Tribute albums are often items to avoid -- well-meaning but sometimes sappy or self-absorbed affairs. Three new tribute CDs, though, and are worth your ears:
Various artists, "Rave On Buddy Holly" (Fantasy) (
) -- The spare twang and chugging rock style pioneered by lanky Texan Buddy Holly in the 1950s has been nurtured in succeeding generations by acts ranging from Marshall Crenshaw to the aptly named Raveonettes, and three of those generations gather here for a rollicking rave-up of Holly's classics.
Opening quietly, with delicate and faithful readings of "Dearest" (the Black Lips) and "Everyday" (Fiona Apple with Jon Brion), this collection quickly gets weird with none other than Paul McCartney. The Beatles were certainly influenced by Holly, and McCartney turns in a freewheeling run through "It's So Easy" that, thick with distorted vocals and hard riffs, sounds like something John Lennon would've included on his 1975 love letter to classic "Rock and Roll." It also ends with McCartney yelping through a goofy rant as if he were Wolfman Jack, drawing the song out to nearly five minutes -- twice the length of nearly any Holly cut.

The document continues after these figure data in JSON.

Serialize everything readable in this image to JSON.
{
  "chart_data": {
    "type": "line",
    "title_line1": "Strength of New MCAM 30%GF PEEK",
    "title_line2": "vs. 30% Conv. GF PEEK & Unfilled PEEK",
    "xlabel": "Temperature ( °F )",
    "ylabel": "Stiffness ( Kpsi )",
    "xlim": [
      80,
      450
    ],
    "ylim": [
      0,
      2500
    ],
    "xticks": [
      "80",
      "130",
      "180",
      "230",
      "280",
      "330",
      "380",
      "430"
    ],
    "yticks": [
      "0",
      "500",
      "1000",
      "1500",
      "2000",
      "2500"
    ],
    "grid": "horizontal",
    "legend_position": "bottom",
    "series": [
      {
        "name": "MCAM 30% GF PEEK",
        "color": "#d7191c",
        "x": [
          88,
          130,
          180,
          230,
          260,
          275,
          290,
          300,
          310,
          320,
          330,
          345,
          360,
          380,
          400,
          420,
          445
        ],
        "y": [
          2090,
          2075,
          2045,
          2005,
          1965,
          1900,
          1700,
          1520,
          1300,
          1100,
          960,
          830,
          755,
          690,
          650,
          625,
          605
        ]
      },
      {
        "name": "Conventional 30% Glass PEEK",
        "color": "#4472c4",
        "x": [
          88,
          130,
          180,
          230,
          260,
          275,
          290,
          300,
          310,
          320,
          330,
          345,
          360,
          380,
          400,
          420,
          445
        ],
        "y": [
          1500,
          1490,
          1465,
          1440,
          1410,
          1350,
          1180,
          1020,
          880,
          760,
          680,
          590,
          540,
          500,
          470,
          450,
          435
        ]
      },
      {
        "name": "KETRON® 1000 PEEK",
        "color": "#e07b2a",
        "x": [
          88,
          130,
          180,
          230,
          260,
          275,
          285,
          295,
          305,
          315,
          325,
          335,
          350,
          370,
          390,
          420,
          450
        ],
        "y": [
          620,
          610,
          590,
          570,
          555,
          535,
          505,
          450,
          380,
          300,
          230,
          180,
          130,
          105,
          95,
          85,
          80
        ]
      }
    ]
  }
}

Paul McCartney at "It's So Easy" (Buddy Holly Cover)
Elsewhere, there are more interesting interpretations from intriguing choices -- Cee Lo Green's quick and flirty "(You're So Square) Baby, I Don't Care," My Morning Jacket's wonderfully delicate "True Love Ways" with a string section, the intriguing way Modest Mouse turns "That'll Be the Day" into a creepy threat, and the deftly controlled country-rock of John Doe's "Peggy Sue Got Married" -- and some requisite duds -- like the basic bar-band slop of Justin Townes Earle's "Maybe Baby," Patti Smith's droning ruination of "Words of Love" and Lou Reed's typically tuneless deconstruction of "Peggy Sue." Graham Nash, whose first band was named after Buddy, closes the overall worthwhile set with a sweet, sad, piano-and-strings arrangement of "Raining in My Heart." There's definitely enough here to make you say, "Oh Boy!"